We love stories about entrepreneurs – like Charles E Phillips – their trials and tribulations, and their first of many exciting yet challenging steps toward success, and the reason we try as much as possible to tell their stories.

That’s why we’re always extremely glad when find others who share that same passion – our latest friends are the folks from Entrepreneur Stories (www.entrepreneur-stories.com). Founders Connor Ritchey and Josh Haynam – fellow sophomores at UCLA – started the site as a place where they interview entrepreneurs and small business owners “who have never been interviewed before”. In fact their inspiration for starting it  is pretty similar to Young Upstarts – Ritchey and Haynam wanted to start their own business, but had no idea where to start. They couldn’t find any stories of entrepreneurs who had gone from a normal life to being their own boss  – perhaps they hadn’t managed to stumble onto our site – and so decided to find out for themselves. Four months and 50 interviews later, Entrepreneur Stories is thriving.

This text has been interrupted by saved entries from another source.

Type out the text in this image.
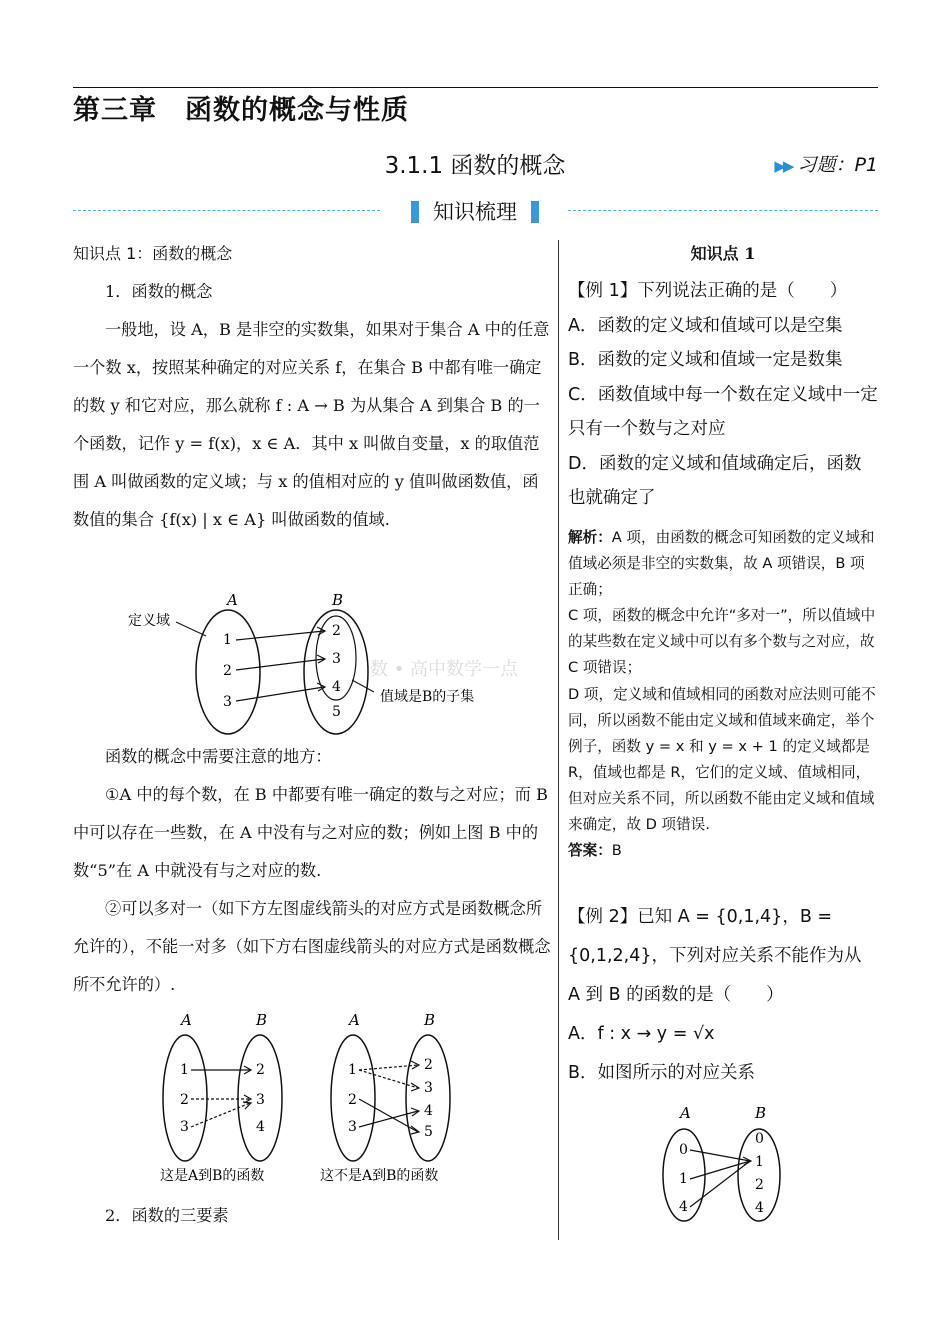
第三章　函数的概念与性质
3.1.1 函数的概念	▶▶ 习题：P1
知识梳理

知识点 1：函数的概念

1．函数的概念

一般地，设 A，B 是非空的实数集，如果对于集合 A 中的任意一个数 x，按照某种确定的对应关系 f，在集合 B 中都有唯一确定的数 y 和它对应，那么就称 f : A → B 为从集合 A 到集合 B 的一个函数，记作 y = f(x)，x ∈ A．其中 x 叫做自变量，x 的取值范围 A 叫做函数的定义域；与 x 的值相对应的 y 值叫做函数值，函数值的集合 {f(x) | x ∈ A} 叫做函数的值域.

A	B
定义域
1
2
3
2
3
4
5
值域是B的子集

函数的概念中需要注意的地方：

①A 中的每个数，在 B 中都要有唯一确定的数与之对应；而 B 中可以存在一些数，在 A 中没有与之对应的数；例如上图 B 中的数“5”在 A 中就没有与之对应的数.

②可以多对一（如下方左图虚线箭头的对应方式是函数概念所允许的），不能一对多（如下方右图虚线箭头的对应方式是函数概念所不允许的）.

A	B
1
2
3
2
3
4
这是A到B的函数
A	B
1
2
3
2
3
4
5
这不是A到B的函数

2．函数的三要素

知识点 1

【例 1】下列说法正确的是（　　）

A．函数的定义域和值域可以是空集

B．函数的定义域和值域一定是数集

C．函数值域中每一个数在定义域中一定只有一个数与之对应

D．函数的定义域和值域确定后，函数也就确定了

解析：A 项，由函数的概念可知函数的定义域和值域必须是非空的实数集，故 A 项错误，B 项正确；

C 项，函数的概念中允许“多对一”，所以值域中的某些数在定义域中可以有多个数与之对应，故 C 项错误；

D 项，定义域和值域相同的函数对应法则可能不同，所以函数不能由定义域和值域来确定，举个例子，函数 y = x 和 y = x + 1 的定义域都是 R，值域也都是 R，它们的定义域、值域相同，但对应关系不同，所以函数不能由定义域和值域来确定，故 D 项错误.

答案：B

【例 2】已知 A = {0,1,4}，B = {0,1,2,4}，下列对应关系不能作为从 A 到 B 的函数的是（　　）

A．f : x → y = √x

B．如图所示的对应关系

A	B
0
1
4
0
1
2
4
数 • 高中数学一点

And because they’ve spoken to so many entrepreneurs, I asked them for some insight into what kinds of challenges do most entrepreneurs commonly face. Here is what they said:

Pressure to make products “just for fun” and not practical. With tech, it’s very easy to change your product into pure entertainment which may seem like a good idea, but is not sustainable or scalable. The entrepreneurs we’ve talked with that are the most successful have stayed true to their original business models.

Picking up “shiny pennies” along the way. There are opportunities to sell out or make some quick cash in the early days, but often this leads to the demise of young companies. Startups have to push hard and grow quickly – and then think about monetizing.

Being to confident in their own opinions. The entrepreneurs who are the most successful let the customers guide the direction of their products – not their own egos. It can be tough to put your own agenda on the backburner, but it’s necessary if you want to build a product that will grow into a brand.

Ultimately, Entrepreneur Stories wants to inspire and empower young entrepreneur to achieve success. We can so relate – all the best, guys!